Successfully communicating a reorganisation – the legal perspective
23rd June 2023
For a successful reorganisation, the partnership between Internal Communications, HR and Legal is crucial to ensure messaging is clear and legally compliant, potential risks are minimised, and employee trust and morale is maintained.
H/Advisors Maitland’s Transformation & Change team speaks to Jane Amphlett, Partner and Head of Employment at London law firm Howard Kennedy, about the legal considerations that Communications (and HR) teams need to be mindful of when communicating a business reorganisation.
When businesses go through reorganisation, what are common pitfalls from an internal communications perspective?
When undertaking a restructuring or redundancy process, there are often tensions between the legal requirements to consult and the desire to give other employees and stakeholders clarity and certainty. Employers should remember that, while the redundancy consultation is ongoing (and until final decisions made and any notices of termination served), redundancies are and should be described as “proposals” and “subject to consultation”. This is crucial to avoid giving the impression that the consultation is not genuine and that the outcome is predetermined, which could render any dismissals unfair.
Employers sometimes overlook the fact that proposals can change during consultation – for example, an employee who has been selected for redundancy based on selection criteria might challenge their scoring successfully and another employee could end up being made redundant instead. Employers should be wary of giving premature reassurance to individuals who are not provisionally selected for redundancy, as that may change.

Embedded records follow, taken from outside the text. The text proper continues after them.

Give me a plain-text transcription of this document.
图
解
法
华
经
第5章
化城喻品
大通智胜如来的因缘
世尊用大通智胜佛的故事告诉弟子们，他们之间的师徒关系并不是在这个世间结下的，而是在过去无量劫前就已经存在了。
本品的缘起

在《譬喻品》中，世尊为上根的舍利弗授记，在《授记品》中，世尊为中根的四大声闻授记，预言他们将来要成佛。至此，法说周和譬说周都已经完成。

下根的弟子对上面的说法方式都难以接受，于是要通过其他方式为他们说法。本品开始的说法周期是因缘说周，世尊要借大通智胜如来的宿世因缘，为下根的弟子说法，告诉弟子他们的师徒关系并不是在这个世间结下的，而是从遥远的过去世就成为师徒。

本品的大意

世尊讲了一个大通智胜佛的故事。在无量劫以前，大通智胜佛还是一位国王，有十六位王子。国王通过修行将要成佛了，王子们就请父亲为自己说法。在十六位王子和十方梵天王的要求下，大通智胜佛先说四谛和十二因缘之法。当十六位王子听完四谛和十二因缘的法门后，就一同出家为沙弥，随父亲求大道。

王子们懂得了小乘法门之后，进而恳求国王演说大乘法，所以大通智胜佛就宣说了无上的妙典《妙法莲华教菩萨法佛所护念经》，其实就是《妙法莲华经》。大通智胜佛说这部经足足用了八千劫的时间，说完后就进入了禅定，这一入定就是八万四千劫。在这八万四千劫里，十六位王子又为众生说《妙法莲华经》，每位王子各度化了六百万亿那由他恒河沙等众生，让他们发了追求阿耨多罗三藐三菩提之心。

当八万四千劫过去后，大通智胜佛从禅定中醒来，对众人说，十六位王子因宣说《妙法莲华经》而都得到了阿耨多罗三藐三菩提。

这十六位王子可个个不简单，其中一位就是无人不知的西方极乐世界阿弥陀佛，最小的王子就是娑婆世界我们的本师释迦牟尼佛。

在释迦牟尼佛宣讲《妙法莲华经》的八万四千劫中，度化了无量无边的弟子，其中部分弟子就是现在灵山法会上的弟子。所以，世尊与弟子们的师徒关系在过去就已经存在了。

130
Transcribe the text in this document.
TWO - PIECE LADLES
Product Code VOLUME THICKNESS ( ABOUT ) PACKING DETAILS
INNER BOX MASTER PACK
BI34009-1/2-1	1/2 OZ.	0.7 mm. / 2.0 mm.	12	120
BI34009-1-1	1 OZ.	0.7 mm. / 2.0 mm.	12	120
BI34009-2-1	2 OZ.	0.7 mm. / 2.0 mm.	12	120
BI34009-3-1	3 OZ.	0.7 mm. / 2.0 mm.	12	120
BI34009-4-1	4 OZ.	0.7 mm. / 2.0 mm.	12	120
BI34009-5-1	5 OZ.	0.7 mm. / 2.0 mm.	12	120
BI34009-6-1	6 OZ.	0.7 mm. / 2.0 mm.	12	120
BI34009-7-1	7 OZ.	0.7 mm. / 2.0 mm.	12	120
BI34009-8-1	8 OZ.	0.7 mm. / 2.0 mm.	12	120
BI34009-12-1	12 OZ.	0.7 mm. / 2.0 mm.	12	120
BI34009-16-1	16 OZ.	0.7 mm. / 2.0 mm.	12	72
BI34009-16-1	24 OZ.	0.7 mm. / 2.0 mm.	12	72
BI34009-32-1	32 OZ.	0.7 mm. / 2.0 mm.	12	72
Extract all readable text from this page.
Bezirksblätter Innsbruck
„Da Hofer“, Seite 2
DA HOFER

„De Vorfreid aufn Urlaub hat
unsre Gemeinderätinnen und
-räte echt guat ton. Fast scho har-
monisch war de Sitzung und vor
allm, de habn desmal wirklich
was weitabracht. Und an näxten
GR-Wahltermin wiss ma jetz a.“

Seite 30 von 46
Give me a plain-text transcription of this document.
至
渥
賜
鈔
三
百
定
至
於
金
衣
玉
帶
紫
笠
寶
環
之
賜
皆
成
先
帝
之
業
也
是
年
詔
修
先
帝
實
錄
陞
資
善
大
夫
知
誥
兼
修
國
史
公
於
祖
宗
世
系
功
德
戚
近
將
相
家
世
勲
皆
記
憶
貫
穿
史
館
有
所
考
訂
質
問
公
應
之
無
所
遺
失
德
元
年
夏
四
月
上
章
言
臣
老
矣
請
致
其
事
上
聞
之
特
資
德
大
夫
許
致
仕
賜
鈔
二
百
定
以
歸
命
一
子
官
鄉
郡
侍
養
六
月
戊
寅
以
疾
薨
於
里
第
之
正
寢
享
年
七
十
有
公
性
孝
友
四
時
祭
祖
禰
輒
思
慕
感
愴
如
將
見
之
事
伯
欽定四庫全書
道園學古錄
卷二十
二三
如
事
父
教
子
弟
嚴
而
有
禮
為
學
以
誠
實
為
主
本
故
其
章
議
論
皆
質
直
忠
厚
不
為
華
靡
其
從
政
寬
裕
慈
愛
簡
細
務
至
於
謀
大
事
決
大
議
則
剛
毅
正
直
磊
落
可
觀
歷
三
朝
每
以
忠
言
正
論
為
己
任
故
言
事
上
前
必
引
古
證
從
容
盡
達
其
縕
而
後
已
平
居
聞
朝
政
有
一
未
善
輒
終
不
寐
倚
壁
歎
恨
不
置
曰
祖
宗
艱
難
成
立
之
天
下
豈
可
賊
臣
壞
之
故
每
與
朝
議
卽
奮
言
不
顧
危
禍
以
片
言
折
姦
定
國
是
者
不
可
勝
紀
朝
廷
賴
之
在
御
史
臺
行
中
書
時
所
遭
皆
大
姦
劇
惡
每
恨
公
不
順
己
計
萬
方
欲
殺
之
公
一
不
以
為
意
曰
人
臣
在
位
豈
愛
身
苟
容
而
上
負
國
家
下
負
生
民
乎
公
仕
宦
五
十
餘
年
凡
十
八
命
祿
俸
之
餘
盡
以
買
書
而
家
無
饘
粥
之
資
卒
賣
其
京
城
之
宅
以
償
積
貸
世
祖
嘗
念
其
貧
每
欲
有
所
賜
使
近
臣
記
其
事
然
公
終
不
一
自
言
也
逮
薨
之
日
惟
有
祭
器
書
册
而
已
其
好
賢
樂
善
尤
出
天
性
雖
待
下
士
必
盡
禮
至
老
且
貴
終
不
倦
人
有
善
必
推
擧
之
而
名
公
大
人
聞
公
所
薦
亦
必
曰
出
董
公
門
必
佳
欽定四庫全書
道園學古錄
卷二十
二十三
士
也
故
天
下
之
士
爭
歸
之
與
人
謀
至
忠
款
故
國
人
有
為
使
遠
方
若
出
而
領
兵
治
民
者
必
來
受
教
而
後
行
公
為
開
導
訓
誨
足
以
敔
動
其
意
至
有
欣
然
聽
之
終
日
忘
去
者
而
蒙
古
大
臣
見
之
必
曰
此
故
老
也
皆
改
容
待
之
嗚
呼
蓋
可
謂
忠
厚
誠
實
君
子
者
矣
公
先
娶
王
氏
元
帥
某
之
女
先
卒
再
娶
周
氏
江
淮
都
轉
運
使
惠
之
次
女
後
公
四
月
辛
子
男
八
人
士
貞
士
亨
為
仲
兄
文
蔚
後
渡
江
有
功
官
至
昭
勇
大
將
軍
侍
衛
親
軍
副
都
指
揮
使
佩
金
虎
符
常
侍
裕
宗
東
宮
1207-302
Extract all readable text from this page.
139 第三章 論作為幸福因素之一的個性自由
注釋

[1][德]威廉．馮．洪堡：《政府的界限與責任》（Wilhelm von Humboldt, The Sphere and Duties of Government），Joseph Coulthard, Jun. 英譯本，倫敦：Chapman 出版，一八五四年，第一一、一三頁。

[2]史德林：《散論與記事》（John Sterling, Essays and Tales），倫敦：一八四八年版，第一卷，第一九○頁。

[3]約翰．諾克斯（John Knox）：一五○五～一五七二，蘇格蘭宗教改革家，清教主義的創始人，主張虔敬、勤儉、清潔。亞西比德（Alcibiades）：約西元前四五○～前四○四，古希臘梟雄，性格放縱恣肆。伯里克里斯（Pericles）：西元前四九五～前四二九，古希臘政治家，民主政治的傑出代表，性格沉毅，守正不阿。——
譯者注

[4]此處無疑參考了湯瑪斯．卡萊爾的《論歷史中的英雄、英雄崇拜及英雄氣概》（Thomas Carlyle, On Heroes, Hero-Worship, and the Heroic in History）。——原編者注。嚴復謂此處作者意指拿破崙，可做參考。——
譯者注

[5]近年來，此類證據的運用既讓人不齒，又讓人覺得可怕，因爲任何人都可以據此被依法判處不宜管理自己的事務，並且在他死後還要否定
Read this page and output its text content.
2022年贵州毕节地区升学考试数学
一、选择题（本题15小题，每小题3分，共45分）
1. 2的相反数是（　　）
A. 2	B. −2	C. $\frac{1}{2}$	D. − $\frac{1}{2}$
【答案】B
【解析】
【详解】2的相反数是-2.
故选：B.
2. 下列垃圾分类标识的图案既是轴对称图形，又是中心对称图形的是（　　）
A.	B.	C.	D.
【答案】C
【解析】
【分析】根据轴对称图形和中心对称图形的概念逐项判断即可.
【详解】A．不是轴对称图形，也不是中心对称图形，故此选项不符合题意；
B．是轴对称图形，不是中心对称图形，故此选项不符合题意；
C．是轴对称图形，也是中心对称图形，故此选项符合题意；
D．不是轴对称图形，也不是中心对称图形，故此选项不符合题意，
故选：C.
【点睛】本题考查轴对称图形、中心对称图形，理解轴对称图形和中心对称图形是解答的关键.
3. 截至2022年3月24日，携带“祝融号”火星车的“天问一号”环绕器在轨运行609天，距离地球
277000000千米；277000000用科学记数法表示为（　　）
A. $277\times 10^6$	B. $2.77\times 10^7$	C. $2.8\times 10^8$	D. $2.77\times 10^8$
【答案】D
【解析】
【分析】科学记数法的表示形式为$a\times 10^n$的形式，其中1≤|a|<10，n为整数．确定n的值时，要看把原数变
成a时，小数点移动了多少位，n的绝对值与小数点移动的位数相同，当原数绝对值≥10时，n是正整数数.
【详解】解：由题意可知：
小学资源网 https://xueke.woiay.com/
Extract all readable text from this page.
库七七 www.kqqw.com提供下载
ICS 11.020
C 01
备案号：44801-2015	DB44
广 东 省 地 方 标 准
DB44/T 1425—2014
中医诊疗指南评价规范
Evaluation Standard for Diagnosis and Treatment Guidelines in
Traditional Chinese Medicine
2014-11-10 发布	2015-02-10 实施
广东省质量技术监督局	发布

It’s also essential to respect the privacy of employees – any “all staff” announcements should avoid mentioning the names or individual job titles of those whose roles are at risk of redundancy.
At the same time, however, employers should not lose sight of the impact of redundancy processes on other staff. Those retained staff may also need to be consulted over any changes to their roles. It’s also common for other staff to feel unsettled so internal communications to all staff should be carefully planned as a key element of any major restructuring or redundancy process, to minimise conjecture and reassure other staff that the business is acting ethically and lawfully. Any perception that the business has acted unfairly is likely to have a negative impact on retention and recruitment, particularly as it’s very easy for details to enter the public domain via social media.
In the UK, what are the legal requirements for informing and consulting with employees during a reorganisation, and how do these affect internal communications?
Where 20 or more employees are proposed to be made redundant (which includes terminations by reason of a reorganisation) any at one establishment (often – but not always – meaning one location), the employer is obliged to consult collectively with a trade union (if it recognises one for these purposes) or elected employee representatives. The employee representatives must be given certain written information and information must also be given to the Government’s Insolvency Service. The employer must then consult with them collectively for at least 30 days (or 45 days if 100 or more redundancies are proposed) before the redundancies are put into effect.
If the reorganisation includes an internal transfer to another employer, there will likewise be a requirement to consult collectively under the Transfer of Undertakings Regulations, known as TUPE (although consultation can take place directly, rather than through representatives, if the employer employs fewer than 10 staff).
Employers making any redundancies must also consult individually with the employees whose redundancy is proposed. This entails notifying them in writing that they are at risk of redundancy and explaining why, meeting with them to discuss alternative roles, any challenge to the redundancy or any queries, confirming the outcome of the consultation in writing, serving notice of termination and giving them the right to appeal.
Are there any legal requirements for communicating a reorganisation to employees in a certain way, for example, through email or face-to-face meetings?
Certain information must be given in writing to employee representatives when consulting collectively. Formal notification to an employee that they are “at risk” of redundancy and the outcome of the consultation should always be in writing (and it will usually be a contractual requirement to give notice of termination in writing).
There is no requirement that consultation meetings must take place face-to-face, but we would recommend this unless it is impossible in practical terms. Remote meetings are less easy to manage effectively and may be less conducive to providing the appropriate support and sympathy than a face-to-face meetings. They may also make it less easy to facilitate a discussion about settlement terms, which employers may be keen to progress. Remote meetings also increase the risk of covert recording and breaches of confidentiality. As some businesses have discovered, they can also result in negative publicity.